Os congressos dos partidos não são retiros nos quais se deva procurar tempo para refletir. Pensar, para quem quer e pode, é antes. Ali, vai-se, como aos restaurantes da moda, para ver e ser visto - e, com sorte, para sair de lá com a glória do nome nas listas.

Hoje, quando Luís Montenegro começou a falar, as listas já estavam fechadas e seriam anunciadas logo a seguir por Rui Rio, que apenas as negociou com o ‘sócio’ Santana Lopes. Já estava, portanto, toda a gente calma para assistir ao momento mais celebrado do dia.
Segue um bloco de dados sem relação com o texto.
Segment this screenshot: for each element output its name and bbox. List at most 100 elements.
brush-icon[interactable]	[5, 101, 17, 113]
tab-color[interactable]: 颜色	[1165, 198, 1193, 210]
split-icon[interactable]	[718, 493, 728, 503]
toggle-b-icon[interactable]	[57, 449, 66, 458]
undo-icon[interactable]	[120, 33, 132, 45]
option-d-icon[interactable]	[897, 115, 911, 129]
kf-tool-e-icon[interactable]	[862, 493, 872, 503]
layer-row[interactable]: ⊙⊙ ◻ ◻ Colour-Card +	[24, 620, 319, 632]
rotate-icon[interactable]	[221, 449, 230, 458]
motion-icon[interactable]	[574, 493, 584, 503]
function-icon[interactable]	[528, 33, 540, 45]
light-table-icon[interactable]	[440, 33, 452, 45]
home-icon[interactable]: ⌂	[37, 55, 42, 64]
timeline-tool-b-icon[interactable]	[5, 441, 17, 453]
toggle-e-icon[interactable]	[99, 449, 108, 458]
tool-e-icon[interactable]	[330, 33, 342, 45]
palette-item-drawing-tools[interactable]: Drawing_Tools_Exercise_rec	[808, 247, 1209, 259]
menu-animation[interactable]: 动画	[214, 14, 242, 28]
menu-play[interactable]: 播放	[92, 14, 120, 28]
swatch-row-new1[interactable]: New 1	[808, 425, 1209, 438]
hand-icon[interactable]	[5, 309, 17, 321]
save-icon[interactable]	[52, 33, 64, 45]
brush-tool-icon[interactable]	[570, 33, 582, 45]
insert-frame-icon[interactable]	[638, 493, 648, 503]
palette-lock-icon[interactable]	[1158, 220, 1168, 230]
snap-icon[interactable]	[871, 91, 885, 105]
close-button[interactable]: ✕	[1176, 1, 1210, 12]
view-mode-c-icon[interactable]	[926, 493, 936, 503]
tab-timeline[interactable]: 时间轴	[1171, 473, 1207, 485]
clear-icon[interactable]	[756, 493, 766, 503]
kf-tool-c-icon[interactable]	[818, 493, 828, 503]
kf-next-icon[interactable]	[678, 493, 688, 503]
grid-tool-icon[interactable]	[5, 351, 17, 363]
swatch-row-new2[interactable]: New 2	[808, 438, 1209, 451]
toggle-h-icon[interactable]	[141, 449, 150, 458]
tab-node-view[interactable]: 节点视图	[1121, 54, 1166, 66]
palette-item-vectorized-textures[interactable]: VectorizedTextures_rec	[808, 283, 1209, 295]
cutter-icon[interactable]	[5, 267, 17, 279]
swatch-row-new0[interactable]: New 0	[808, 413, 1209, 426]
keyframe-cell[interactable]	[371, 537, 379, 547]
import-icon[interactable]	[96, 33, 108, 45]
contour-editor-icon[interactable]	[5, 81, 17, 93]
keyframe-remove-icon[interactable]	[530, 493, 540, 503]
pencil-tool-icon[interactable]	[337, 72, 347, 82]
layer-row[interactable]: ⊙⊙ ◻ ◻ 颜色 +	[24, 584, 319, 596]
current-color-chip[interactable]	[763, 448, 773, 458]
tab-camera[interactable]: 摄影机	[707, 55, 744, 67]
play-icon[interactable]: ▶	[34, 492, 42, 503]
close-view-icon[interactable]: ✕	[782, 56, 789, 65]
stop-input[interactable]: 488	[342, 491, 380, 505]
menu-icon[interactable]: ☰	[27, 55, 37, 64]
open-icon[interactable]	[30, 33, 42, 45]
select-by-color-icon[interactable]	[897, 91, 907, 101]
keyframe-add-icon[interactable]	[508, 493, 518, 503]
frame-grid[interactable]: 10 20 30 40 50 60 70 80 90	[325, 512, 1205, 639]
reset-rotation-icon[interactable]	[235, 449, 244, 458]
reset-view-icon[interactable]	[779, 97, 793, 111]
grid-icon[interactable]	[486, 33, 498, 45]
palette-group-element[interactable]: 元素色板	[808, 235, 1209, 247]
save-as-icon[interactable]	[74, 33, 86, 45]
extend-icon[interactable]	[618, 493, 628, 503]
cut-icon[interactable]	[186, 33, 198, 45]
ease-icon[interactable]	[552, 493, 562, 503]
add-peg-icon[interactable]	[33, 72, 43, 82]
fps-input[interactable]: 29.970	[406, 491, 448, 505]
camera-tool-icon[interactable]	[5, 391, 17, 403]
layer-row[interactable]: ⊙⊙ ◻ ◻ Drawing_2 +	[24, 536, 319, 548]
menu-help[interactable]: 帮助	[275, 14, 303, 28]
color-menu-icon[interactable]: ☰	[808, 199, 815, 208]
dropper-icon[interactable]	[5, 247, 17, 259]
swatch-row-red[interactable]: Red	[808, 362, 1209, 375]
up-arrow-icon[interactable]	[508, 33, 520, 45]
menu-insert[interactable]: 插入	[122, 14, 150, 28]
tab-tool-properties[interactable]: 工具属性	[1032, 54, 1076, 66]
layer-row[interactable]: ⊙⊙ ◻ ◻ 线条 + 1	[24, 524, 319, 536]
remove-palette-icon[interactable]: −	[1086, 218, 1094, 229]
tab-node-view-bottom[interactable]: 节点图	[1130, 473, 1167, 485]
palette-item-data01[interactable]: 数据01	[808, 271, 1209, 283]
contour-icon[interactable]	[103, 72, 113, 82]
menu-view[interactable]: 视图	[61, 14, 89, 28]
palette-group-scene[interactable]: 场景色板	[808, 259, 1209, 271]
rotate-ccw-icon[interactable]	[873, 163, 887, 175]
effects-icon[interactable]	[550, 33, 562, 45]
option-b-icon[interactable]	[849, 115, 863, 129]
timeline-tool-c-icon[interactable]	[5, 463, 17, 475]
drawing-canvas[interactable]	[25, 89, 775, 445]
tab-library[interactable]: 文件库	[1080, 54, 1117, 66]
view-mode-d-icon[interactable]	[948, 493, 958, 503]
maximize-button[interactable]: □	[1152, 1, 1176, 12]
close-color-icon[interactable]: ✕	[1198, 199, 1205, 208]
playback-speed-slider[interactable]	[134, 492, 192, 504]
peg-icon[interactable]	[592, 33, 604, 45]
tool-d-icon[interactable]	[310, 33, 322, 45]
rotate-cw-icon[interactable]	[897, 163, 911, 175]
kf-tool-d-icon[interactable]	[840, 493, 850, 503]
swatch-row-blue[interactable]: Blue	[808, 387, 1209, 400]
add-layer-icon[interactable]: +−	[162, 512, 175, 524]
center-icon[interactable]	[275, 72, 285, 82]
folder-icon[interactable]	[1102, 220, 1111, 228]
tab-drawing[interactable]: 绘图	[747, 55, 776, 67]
Montenegro, iluminado pela virtude de melhor pai que prometeu ir ser e do futuro candidato a presidente do PSD que ameaçou poder um qualquer dia vir finalmente a ser, foi aplaudido por estar contra e por ser a favor. A plateia premiou-lhe tanto as críticas e ameaças ao líder como as promessas, olhos nos olhos, de que, afinal, estava e estaria com ele. Não sempre, claro; mas enquanto fosse possível, como é óbvio. Disse confiar e mostrou desconfiar. Anunciou a saída de deputado e logo a seguir colocou-se a seguir as pisadas de Louçã: vai ficar a vigiar na rádio, na televisão e nos jornais!

Aos 45 anos, Montenegro fez prova de vida e mostrou que deve ter revisitado os melhores vídeos dos tempos áureos de Santana Lopes, quando este ainda não se movia com a agilidade de um elefante nem fazia aquelas bochechas, recheadas a ar, que devem estar a construir um sólido e respeitável perfil presidencial.

De resto, nada de novo.

Como esperado, Rui Rio está a gerir bem o Congresso do PSD. A parceria com Santana foi win-win. Negociou para unir, reservando para si o essencial: uma direção de gente experiente, com qualidade e da sua inteira confiança pessoal e política. Rio é um homem sério, determinado, que no último dia do congresso deveria explicar melhor quais são as áreas em que podemos esperar dele e do PSD acordos para reformas importantes no País.